Der Bf wird aber darauf hingewiesen, dass eine neuerliche Antragstellung mög-lich ist, sofern sich seine Lebensumstände ändern.
IV. Unzulässigkeit der ordentlichen Revision:
Die ordentliche Revision ist unzulässig, da keine Rechtsfrage im Sinne des
Art. 133 Abs. 4 B-VG zu beurteilen war, der grundsätzliche Bedeutung zukommt. Weder weicht die gegenständliche Entscheidung von der bisherigen Rechtsprechung des Verwaltungsgerichtshofes ab, noch fehlt es an einer Rechtsprechung.
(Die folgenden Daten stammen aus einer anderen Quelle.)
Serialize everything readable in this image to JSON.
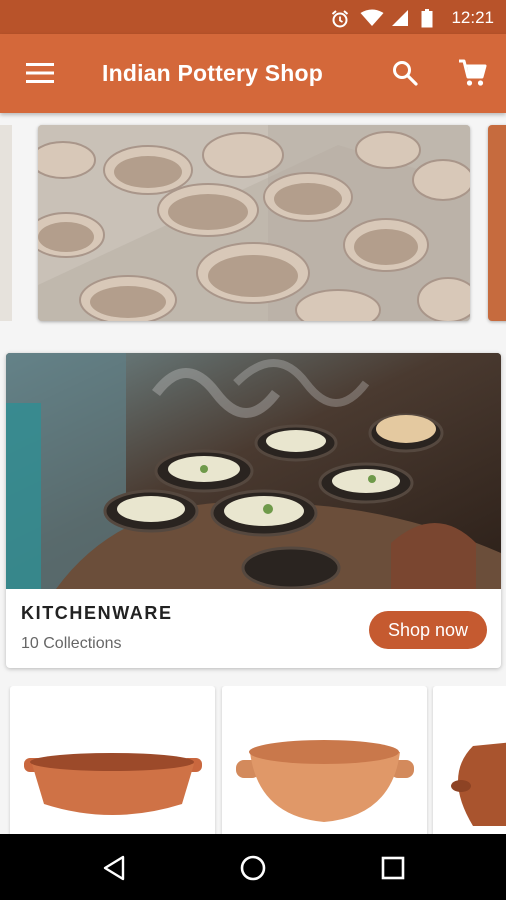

Weiters ist die dazu vorliegende Rechtsprechung des Verwaltungsgerichtshofes auch nicht als uneinheitlich zu beurteilen. Ebenfalls liegen keine sonstigen Hinweise auf eine grundsätzliche Bedeutung der zu lösenden Rechtsfrage vor.
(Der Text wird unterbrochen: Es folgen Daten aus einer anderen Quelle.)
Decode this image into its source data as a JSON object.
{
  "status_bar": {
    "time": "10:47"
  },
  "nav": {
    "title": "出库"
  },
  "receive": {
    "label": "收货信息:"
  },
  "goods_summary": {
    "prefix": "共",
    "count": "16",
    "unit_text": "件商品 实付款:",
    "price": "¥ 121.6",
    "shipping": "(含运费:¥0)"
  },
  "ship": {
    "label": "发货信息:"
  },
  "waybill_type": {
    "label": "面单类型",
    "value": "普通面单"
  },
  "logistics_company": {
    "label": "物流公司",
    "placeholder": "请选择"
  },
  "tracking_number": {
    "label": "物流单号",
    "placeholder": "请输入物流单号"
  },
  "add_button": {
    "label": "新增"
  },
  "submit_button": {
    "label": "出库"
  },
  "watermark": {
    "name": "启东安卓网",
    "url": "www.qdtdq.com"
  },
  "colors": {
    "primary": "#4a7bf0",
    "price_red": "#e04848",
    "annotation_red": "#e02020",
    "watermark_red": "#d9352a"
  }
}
R e c h t s m i t t e l b e l e h r u n g
Gegen dieses Erkenntnis besteht innerhalb von sechs Wochen ab dem Tag der Zustellung die Möglichkeit der Erhebung einer Beschwerde beim Verfassungsgerichtshof und/oder einer außerordentlichen Revision beim Verwaltungsgerichtshof. Eine Beschwerde an den Verfassungsgerichtshof ist unmittelbar bei diesem einzubringen, eine Revision an den Verwaltungsgerichtshof beim Landesverwaltungsgericht Oberösterreich. Die Abfassung und die Einbringung einer Beschwerde bzw. einer Revision müssen durch einen bevollmächtigten Rechtsanwalt bzw. eine bevollmächtigte Rechtsanwältin erfolgen. Für die Beschwerde bzw. Revision ist eine Eingabegebühr von je 240.- Euro zu entrichten.